From Scott Woolley in Technology Review:

For a glimpse of the wireless future, take a look at the Yurok Indian reservation, an out-of-the-way spot just south of the California-Oregon border at the mouth of the Klamath River. There, among the giant redwoods, stand three new towers built to create a new type of wireless network, known as “super Wi-Fi.”  If the U.S. Federal Communications Commission gets its way, super Wi-Fi will become a key part of rural America’s digital infrastructure.

Most people living on the Yurok’s 63,000-acre reservation lack phone service. Almost none have high-speed Internet. The new towers aim to fix both problems. Unlike regular Wi-Fi networks, which are generally limited to beaming high-speed Internet around a house, super Wi-Fi promises to blanket entire neighborhoods with high-speed access.
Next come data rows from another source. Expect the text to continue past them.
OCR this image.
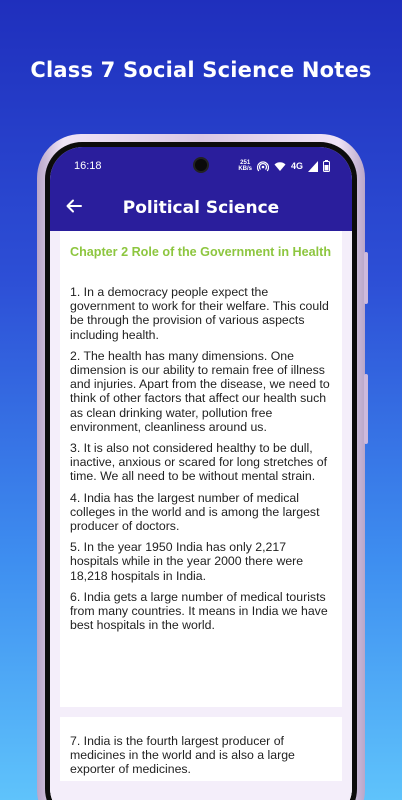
Class 7 Social Science Notes
16:18	251
KB/s	4G
Political Science
Chapter 2 Role of the Government in Health

1. In a democracy people expect the government to work for their welfare. This could be through the provision of various aspects including health.

2. The health has many dimensions. One dimension is our ability to remain free of illness and injuries. Apart from the disease, we need to think of other factors that affect our health such as clean drinking water, pollution free environment, cleanliness around us.

3. It is also not considered healthy to be dull, inactive, anxious or scared for long stretches of time. We all need to be without mental strain.

4. India has the largest number of medical colleges in the world and is among the largest producer of doctors.

5. In the year 1950 India has only 2,217 hospitals while in the year 2000 there were 18,218 hospitals in India.

6. India gets a large number of medical tourists from many countries. It means in India we have best hospitals in the world.

7. India is the fourth largest producer of medicines in the world and is also a large exporter of medicines.
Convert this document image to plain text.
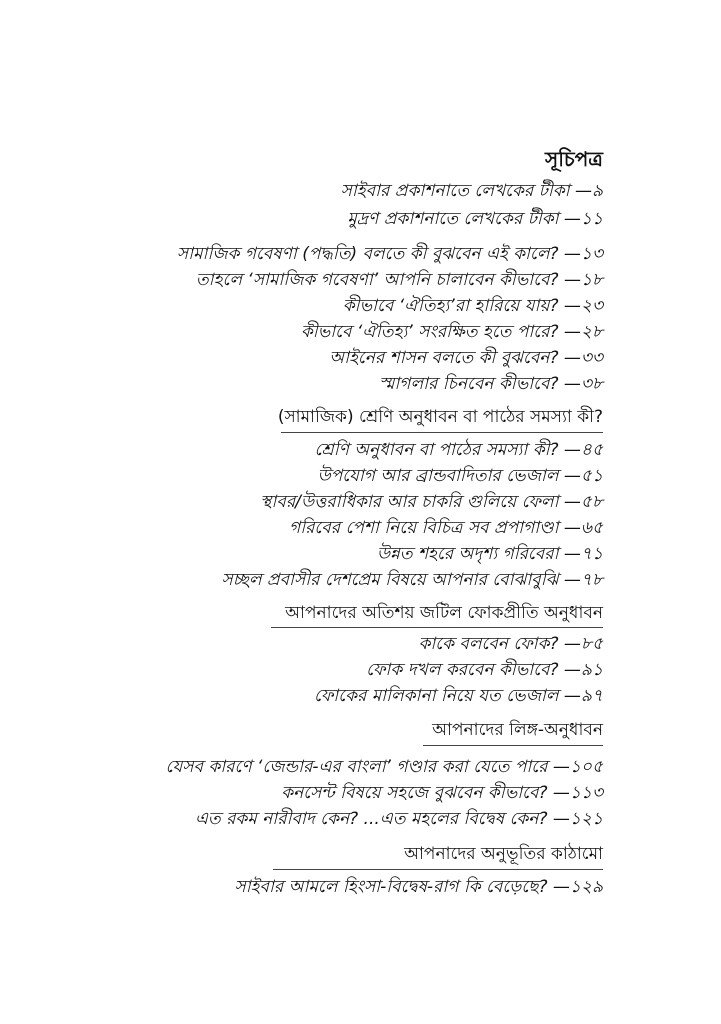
সূচিপত্র
সাইবার প্রকাশনাতে লেখকের টীকা —৯
মুদ্রণ প্রকাশনাতে লেখকের টীকা —১১
সামাজিক গবেষণা (পদ্ধতি) বলতে কী বুঝবেন এই কালে? —১৩
তাহলে ‘সামাজিক গবেষণা’ আপনি চালাবেন কীভাবে? —১৮
কীভাবে ‘ঐতিহ্য’রা হারিয়ে যায়? —২৩
কীভাবে ‘ঐতিহ্য’ সংরক্ষিত হতে পারে? —২৮
আইনের শাসন বলতে কী বুঝবেন? —৩৩
স্মাগলার চিনবেন কীভাবে? —৩৮
(সামাজিক) শ্রেণি অনুধাবন বা পাঠের সমস্যা কী?
শ্রেণি অনুধাবন বা পাঠের সমস্যা কী? —৪৫
উপযোগ আর ব্রান্ডবাদিতার ভেজাল —৫১
স্থাবর/উত্তরাধিকার আর চাকরি গুলিয়ে ফেলা —৫৮
গরিবের পেশা নিয়ে বিচিত্র সব প্রপাগাণ্ডা —৬৫
উন্নত শহরে অদৃশ্য গরিবেরা —৭১
সচ্ছল প্রবাসীর দেশপ্রেম বিষয়ে আপনার বোঝাবুঝি —৭৮
আপনাদের অতিশয় জটিল ফোকপ্রীতি অনুধাবন
কাকে বলবেন ফোক? —৮৫
ফোক দখল করবেন কীভাবে? —৯১
ফোকের মালিকানা নিয়ে যত ভেজাল —৯৭
আপনাদের লিঙ্গ-অনুধাবন
যেসব কারণে ‘জেন্ডার-এর বাংলা’ গণ্ডার করা যেতে পারে —১০৫
কনসেন্ট বিষয়ে সহজে বুঝবেন কীভাবে? —১১৩
এত রকম নারীবাদ কেন? ...এত মহলের বিদ্বেষ কেন? —১২১
আপনাদের অনুভূতির কাঠামো
সাইবার আমলে হিংসা-বিদ্বেষ-রাগ কি বেড়েছে? —১২৯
A Yurok tribal spokesman says the new signals will reach even into the steep-walled valleys that play havoc with most wireless signals. They plan to start testing the system this week.

The FCC is so enthused with the idea of super Wi-Fi that it took the idea nationwide last month, issuing final rules that will free any town or county to do what the Yurok have done.  On Monday, FCC chairman Julius Genachowski proposed a way to pay for much of that infrastructure that would be needed to support municipal Super Wi-Fi. He wants to convert the current system of rural phone subsidies, which now total $8 billion a year, into a more modern system that can pay for things like super Wi-Fi.